The already hugely complicated airspace in the south-east of England will become even more difficult from next summer when a new Class D airspace zone around TAG Farnborough Airport is introduced.
In addition, there will be two blocks of Class E airspace with mandatory ‘Transponder Mandatory Zones’ (TMZ) status.
This is the airspace change approved by the CAA after a protracted and hard-fought battle with GA groups, notably the British Gliding Association (BGA). The gliding centre at Lasham and gliding activities over the South Downs are affected.

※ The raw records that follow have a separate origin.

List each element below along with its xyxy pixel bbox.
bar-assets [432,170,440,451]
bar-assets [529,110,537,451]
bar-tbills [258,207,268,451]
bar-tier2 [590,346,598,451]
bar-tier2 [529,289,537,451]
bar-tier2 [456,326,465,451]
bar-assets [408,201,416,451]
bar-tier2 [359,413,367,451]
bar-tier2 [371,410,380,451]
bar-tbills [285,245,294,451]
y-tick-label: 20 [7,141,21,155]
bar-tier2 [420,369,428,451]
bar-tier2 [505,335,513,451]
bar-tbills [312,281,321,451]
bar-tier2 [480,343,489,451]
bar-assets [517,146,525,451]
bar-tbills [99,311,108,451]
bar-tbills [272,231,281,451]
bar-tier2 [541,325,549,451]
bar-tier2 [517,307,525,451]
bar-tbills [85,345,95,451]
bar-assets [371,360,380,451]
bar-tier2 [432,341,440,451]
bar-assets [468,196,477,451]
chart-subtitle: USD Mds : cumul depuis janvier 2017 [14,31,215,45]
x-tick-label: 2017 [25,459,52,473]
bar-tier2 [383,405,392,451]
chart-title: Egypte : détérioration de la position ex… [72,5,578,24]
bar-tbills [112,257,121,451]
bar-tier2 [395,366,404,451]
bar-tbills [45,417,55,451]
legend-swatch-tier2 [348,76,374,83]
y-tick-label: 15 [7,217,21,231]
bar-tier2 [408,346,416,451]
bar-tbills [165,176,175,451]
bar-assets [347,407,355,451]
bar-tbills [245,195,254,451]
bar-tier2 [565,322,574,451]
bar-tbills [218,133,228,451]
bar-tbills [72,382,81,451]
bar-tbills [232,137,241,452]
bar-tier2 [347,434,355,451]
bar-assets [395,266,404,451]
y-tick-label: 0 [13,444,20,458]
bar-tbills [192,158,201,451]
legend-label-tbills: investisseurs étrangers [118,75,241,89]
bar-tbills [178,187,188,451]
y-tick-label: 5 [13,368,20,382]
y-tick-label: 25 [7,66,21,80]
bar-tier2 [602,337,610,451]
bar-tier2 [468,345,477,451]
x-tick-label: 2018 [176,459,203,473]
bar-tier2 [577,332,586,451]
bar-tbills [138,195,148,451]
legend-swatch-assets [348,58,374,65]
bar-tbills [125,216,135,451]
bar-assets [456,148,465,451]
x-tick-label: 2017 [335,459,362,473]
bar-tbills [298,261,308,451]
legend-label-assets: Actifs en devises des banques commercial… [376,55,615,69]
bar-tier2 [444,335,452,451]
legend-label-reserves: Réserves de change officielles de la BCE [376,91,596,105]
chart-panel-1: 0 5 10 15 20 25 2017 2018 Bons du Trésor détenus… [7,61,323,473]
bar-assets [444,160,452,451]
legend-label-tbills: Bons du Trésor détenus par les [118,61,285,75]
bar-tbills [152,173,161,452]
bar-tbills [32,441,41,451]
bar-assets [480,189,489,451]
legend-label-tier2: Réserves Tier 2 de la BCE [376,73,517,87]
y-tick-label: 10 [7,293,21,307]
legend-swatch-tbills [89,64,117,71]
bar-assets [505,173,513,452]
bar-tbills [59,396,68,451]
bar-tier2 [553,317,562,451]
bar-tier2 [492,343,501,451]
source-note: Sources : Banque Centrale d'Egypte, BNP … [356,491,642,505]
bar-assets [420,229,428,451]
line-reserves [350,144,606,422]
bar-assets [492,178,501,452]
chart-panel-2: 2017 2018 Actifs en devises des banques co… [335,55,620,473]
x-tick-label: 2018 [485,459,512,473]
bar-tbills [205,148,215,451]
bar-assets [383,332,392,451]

The CAA acknowledges that some pilots will also need to obtain an RT licence to access new Class D airspace, and the Class E+TMZ airspace if not equipped with a serviceable transponder.

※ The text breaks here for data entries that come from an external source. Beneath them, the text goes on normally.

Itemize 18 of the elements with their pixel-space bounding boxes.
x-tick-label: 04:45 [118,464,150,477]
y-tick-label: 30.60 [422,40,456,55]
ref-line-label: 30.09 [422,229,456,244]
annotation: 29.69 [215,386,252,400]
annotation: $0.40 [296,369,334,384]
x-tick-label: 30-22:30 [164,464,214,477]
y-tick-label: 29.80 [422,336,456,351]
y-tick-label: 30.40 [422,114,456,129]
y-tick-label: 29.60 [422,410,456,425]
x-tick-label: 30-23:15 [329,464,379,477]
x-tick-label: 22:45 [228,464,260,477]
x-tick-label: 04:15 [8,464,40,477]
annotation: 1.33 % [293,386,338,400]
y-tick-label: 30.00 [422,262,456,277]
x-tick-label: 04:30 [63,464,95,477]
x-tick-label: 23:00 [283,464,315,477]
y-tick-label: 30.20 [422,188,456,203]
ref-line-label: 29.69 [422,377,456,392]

The BGA issued this statement: “The BGA, working with gliding clubs and other GA organisations, has provided clear, accurate and compelling feedback throughout the TAG Farnborough ACP consultation process. Our views remain essentially unchanged.
“The BGA will carefully analyse the CAA decision letter and its implications and in due course will make a detailed statement.”
The CAA statement
An airspace change proposal by TAG Farnborough Airport has been largely approved by the UK Civil Aviation Authority (CAA). The Airport’s request for the introduction of Class D airspace in its surrounding area will be met – subject to some significant concessions to the general aviation community.
The CAA said that given the increase in business aviation at Farnborough Airport, there was a material safety case for introducing controlled airspace around the airport, to create a known traffic environment.
However, to accommodate the needs of other airspace users, two airspace blocks to the southwest and south of the airport will be classified as Class E, not Class D.
These blocks will be notified as ‘Transponder Mandatory Zones’ (TMZ), allowing access for aircraft without the need for air traffic control clearance – providing they are equipped with a transponder.
Radio equipped aircraft that lack a serviceable transponder may still be able to access these blocks through local arrangement with Farnborough air traffic control. ADS-B devices will be accepted once considered fully interoperable with ground-based safety systems.
Farnborough will also be required to collaborate on reasonable access arrangements for gliders in three further Class D airspace blocks in the vicinity of RAF Odiham and Lasham Airfield.
Jon Round, Head of Airspace at the CAA, said, “This has been a long and complicated application and we respect the concerns of some sections of the GA community who have opposed it. However, we believe there is a very real safety case for creating a known traffic environment in the vicinity of Farnborough Airport to protect all airspace users.”
The CAA said that the new airspace, which will become operational in 2019, is the minimum necessary to contain the international requirements for new performance-based navigation flight procedures being introduced at Farnborough Airport.
TAG Farnborough has to advise the CAA by 18 July 2018 whether it accepts the revised proposal.